Prop. 64 — Legalize Marijuana (Statewide initiative):

Yes — 52,533 (56.65%)

No — 40194 (43.35%)

Prop. 67 — Ban on Plastic Bags (Statewide initiative):

Yes — 54,050 (54.41%)

No — 36,927 (40.59%)

In the Presidential race, Democrat nominee Hillary Clinton and running mate Tim Kaine carried SLO County with 46,965 votes (49.97%) with Republicans Donald Trump and Mike Pence — who won the nationwide vote and are now President-Elect and Vice President-Elect — got 39,263 votes (41.78%).

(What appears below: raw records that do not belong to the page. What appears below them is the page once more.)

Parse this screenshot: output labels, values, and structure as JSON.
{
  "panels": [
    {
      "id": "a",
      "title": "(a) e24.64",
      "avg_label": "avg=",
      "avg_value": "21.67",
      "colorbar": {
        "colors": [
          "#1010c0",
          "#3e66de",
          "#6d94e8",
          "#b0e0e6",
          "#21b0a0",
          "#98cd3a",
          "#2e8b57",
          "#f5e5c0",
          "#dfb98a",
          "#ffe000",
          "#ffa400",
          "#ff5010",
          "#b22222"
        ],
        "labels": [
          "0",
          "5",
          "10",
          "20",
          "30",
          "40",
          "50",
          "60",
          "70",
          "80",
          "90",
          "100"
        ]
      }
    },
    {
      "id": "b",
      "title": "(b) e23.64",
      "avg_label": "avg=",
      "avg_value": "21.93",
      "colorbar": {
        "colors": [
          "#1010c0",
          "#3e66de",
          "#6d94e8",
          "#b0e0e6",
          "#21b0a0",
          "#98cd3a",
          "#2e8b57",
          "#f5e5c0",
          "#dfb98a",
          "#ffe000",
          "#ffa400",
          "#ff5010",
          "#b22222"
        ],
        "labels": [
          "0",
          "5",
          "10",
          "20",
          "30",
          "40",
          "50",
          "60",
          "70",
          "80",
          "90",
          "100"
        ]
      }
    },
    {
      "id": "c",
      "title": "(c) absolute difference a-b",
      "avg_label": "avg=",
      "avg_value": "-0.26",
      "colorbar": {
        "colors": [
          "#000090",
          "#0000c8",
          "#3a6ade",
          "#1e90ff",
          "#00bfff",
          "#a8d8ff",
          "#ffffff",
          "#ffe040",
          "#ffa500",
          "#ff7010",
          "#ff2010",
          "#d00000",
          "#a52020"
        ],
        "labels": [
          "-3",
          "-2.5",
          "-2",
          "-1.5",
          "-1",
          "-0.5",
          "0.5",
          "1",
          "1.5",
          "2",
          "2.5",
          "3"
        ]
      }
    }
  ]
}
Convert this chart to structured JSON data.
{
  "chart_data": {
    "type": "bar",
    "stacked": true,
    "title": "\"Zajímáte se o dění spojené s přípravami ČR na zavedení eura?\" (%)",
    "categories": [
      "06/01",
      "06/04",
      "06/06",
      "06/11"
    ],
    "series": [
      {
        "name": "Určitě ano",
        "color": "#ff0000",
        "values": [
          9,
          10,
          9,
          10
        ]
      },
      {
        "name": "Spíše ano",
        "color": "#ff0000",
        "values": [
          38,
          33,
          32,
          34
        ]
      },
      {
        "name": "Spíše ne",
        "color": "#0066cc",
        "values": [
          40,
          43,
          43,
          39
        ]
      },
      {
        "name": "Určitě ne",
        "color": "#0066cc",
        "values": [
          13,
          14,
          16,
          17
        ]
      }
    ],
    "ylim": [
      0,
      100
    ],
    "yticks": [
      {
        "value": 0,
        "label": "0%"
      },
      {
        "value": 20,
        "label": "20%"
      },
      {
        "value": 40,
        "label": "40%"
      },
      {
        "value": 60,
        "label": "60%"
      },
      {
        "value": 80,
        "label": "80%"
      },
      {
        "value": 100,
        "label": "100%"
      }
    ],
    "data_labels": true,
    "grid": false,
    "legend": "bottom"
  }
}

SLO County voters also went overwhelmingly for U.S. Senate candidate, Kamala Harris, the frontrunner and current California Attorney General, over long-time Congresswoman Loretta Sanchez. Harris got 48,941 votes (66.25%) to Sanchez’ 24,937 (33.75%). Harris easily won the seat in statewide voting, too .

Gov. Jerry Brown will now have the rare opportunity to appoint a new attorney general to fill out the remaining 2 years of Harris’ term.
Once County Supervisors certify the election, and local city clerks do likewise, the winners will be sworn in, most likely in early December.